In the real world, trying to convince a consumer to think the opposite of their core belief is difficult, so we tested a more practical and easier intervention to determine the effect of removing bias. We invited 299 online respondents to read about an app called “Cucina” that would rely on AI to give recipe recommendations. Within the app, the participants were able to interact with a chat bot — an AI chef — that was programmed to assist them. The chat bot greeted each participant and introduced itself (“Hi, Mark! I am here to suggest a recipe for you to try!”). The AI chef then delivered the consider-the-opposite protocol using a fun, interactive nudge: “Some people might think that an artificial intelligence chef is not competent to give food suggestions, but this is a misjudgment. For a moment, set aside your expectations about me. When it comes to making food suggestions, could you consider the idea that I could be good at things you do not expect me to be good at?” That resulted in more favorable perceptions of the AI recommendation even when people were considering the experiential and sensory qualities of a recipe like taste and aromas.

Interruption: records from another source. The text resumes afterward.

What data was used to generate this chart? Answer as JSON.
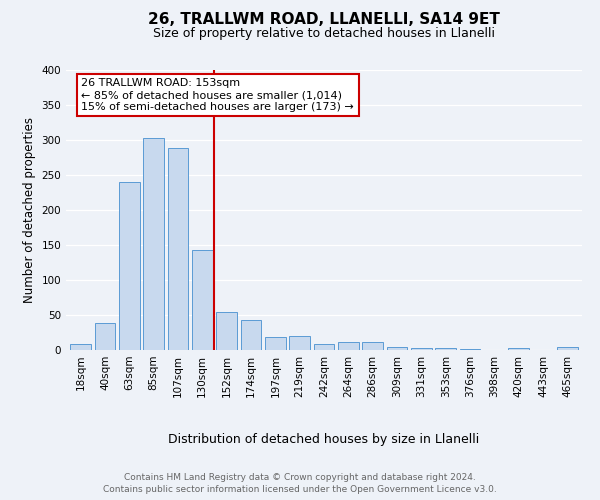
{
  "title": "26, TRALLWM ROAD, LLANELLI, SA14 9ET",
  "subtitle": "Size of property relative to detached houses in Llanelli",
  "xlabel": "Distribution of detached houses by size in Llanelli",
  "ylabel": "Number of detached properties",
  "bar_labels": [
    "18sqm",
    "40sqm",
    "63sqm",
    "85sqm",
    "107sqm",
    "130sqm",
    "152sqm",
    "174sqm",
    "197sqm",
    "219sqm",
    "242sqm",
    "264sqm",
    "286sqm",
    "309sqm",
    "331sqm",
    "353sqm",
    "376sqm",
    "398sqm",
    "420sqm",
    "443sqm",
    "465sqm"
  ],
  "bar_values": [
    8,
    38,
    240,
    303,
    288,
    143,
    55,
    43,
    18,
    20,
    9,
    11,
    11,
    5,
    3,
    3,
    1,
    0,
    3,
    0,
    4
  ],
  "bar_color": "#c8d9ee",
  "bar_edge_color": "#5b9bd5",
  "vline_color": "#cc0000",
  "ylim": [
    0,
    400
  ],
  "yticks": [
    0,
    50,
    100,
    150,
    200,
    250,
    300,
    350,
    400
  ],
  "annotation_title": "26 TRALLWM ROAD: 153sqm",
  "annotation_line1": "← 85% of detached houses are smaller (1,014)",
  "annotation_line2": "15% of semi-detached houses are larger (173) →",
  "annotation_box_color": "#ffffff",
  "annotation_box_edge_color": "#cc0000",
  "footer_line1": "Contains HM Land Registry data © Crown copyright and database right 2024.",
  "footer_line2": "Contains public sector information licensed under the Open Government Licence v3.0.",
  "bg_color": "#eef2f8",
  "plot_bg_color": "#eef2f8",
  "grid_color": "#ffffff",
  "title_fontsize": 11,
  "subtitle_fontsize": 9,
  "ylabel_fontsize": 8.5,
  "xlabel_fontsize": 9,
  "tick_fontsize": 7.5,
  "ann_fontsize": 8,
  "footer_fontsize": 6.5
}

Our findings are insightful for managers navigating the remarkable technology-enabled opportunities that are growing in today’s marketplace. Although there is a clear correlation between utilitarian/functional and experiential/sensory attributes and consumer trust (or distrust) in AI recommenders, there are ways in which organizations can design the customer experience to take advantage of the word-of-machine effect.
For instance, companies like Netflix and YouTube could emphasize AI-based recommendations when utilitarian attributes are relatively more important to people (e.g., when they are selecting a documentary to view) and human-based recommendations (“similar users”) when hedonic attributes are relatively more important (e.g., when selecting a horror movie to view). Similarly, a company in the hospitality industry such as TripAdvisor could emphasize AI-based recommendations for business travel services and de-emphasize AI-based recommendations for leisure travel services.
As firms navigate the challenges of attracting and retaining customers in a crowded digital marketplace, those with a good understanding of the conditions under which consumers do and do not trust the “word” of AI recommenders will have a competitive advantage.